In his correspondence, Spinoza bluntly declares that ‘the Universe is God’ (Ep. 43). The usual name for that doctrine is pantheism. Spinoza’s pantheism has been acclaimed or reviled far more frequently than it has been understood. To his immediate successors, his ‘hideous hypothesis’ seemed a ruseful version of atheistic materialism, honeyed words coating poisoned messages; to the Young Germany of the Romantic period, and later to Arnold and Renan, it seemed the inspired vision of a God-intoxicated man, the last magnificent blaze of the Hebrew religious imagination. Both views are partial and distorted. Spinoza was deeply sympathetic to the scientific aspirations of his era, but he explicitly repudiates materialism.

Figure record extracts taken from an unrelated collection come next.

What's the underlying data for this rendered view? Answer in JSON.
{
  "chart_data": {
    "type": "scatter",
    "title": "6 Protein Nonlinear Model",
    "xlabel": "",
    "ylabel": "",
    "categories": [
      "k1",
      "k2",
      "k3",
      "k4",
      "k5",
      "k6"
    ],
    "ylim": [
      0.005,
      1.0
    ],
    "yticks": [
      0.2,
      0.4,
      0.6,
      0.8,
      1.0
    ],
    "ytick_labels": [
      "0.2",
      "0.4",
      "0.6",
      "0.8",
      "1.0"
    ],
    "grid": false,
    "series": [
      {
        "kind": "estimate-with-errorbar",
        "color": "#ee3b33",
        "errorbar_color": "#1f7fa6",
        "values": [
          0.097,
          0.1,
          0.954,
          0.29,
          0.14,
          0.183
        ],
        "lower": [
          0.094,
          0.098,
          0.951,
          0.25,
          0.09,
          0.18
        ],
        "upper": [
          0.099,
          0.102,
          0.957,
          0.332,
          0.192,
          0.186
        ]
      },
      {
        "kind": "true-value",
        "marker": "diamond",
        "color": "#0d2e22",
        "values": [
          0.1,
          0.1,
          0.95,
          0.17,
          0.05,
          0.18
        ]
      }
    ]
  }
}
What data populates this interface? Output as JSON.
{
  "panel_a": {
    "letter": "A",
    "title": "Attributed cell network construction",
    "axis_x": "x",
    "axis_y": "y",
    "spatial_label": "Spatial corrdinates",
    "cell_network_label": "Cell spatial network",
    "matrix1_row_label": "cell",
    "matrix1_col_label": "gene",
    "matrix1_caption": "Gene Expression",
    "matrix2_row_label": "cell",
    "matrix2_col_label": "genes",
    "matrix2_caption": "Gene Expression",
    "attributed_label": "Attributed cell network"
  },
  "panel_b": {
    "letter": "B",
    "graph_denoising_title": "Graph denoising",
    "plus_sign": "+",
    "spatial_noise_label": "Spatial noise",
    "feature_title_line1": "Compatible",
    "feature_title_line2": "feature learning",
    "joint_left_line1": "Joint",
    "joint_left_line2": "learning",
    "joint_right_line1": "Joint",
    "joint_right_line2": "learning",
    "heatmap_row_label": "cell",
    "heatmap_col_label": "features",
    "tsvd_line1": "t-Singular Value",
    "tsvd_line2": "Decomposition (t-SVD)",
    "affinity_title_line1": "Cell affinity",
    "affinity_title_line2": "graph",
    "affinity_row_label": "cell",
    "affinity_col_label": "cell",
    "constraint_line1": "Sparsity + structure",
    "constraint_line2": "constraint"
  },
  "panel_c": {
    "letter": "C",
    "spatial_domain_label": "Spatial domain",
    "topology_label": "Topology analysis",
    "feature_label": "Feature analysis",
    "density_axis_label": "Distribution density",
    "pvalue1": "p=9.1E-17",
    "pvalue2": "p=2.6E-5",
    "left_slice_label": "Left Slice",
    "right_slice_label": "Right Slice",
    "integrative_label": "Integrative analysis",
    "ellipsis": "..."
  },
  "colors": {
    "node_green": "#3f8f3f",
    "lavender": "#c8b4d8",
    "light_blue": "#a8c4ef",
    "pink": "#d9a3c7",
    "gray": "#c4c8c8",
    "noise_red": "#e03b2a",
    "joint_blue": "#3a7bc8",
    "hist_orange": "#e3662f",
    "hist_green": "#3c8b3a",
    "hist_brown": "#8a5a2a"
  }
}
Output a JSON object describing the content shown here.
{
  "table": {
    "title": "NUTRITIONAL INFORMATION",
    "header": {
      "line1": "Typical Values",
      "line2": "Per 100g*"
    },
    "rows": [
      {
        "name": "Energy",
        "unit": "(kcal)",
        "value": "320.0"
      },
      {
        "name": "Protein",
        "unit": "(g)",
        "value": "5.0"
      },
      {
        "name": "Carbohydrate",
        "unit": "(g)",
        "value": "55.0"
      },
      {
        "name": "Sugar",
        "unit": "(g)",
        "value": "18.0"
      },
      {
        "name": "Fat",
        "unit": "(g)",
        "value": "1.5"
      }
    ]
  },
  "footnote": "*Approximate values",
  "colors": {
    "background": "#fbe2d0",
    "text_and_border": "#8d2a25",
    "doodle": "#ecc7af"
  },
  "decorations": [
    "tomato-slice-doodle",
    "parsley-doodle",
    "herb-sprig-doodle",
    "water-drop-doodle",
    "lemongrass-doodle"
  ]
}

In Epistle 73, he condemns the misunderstanding of those who ‘think that the Tractatus Theologico-Politicus rests on the view that God and Nature (by which they mean a certain mass, or corporeal matter) are one and the same’. And his metaphysical vision, though awesome and exalted, is not the work of poetical sensibility and fine feeling, but the patient elaboration of axioms, postulates and definitions. Spinoza knew that the novelty of his conceptions would bring incomprehension and controversy. He writes to Oldenburgh of his fears that the Christians may ‘take offence and with their customary hatred attack me, who loathe quarrels’ (cf. Gueroult I, pp. 585-6), and he expects to incur their hostility because ‘I could not separate God from Nature as all whom I have any knowledge of have done’ (Ep. 6). This insistence on the oneness of God and Nature is present from his earliest work. In the Short Treatise (I, 8) he remarks: ‘By Natura naturans we understand a being that we conceive clearly and distinctly through itself, and without needing anything beside itself…that is, God’. It reappears mutedly but unmistakeably in the Ethics: ‘that eternal and infinite being, which we call God, that is, Nature (Deus, sive Natura)’.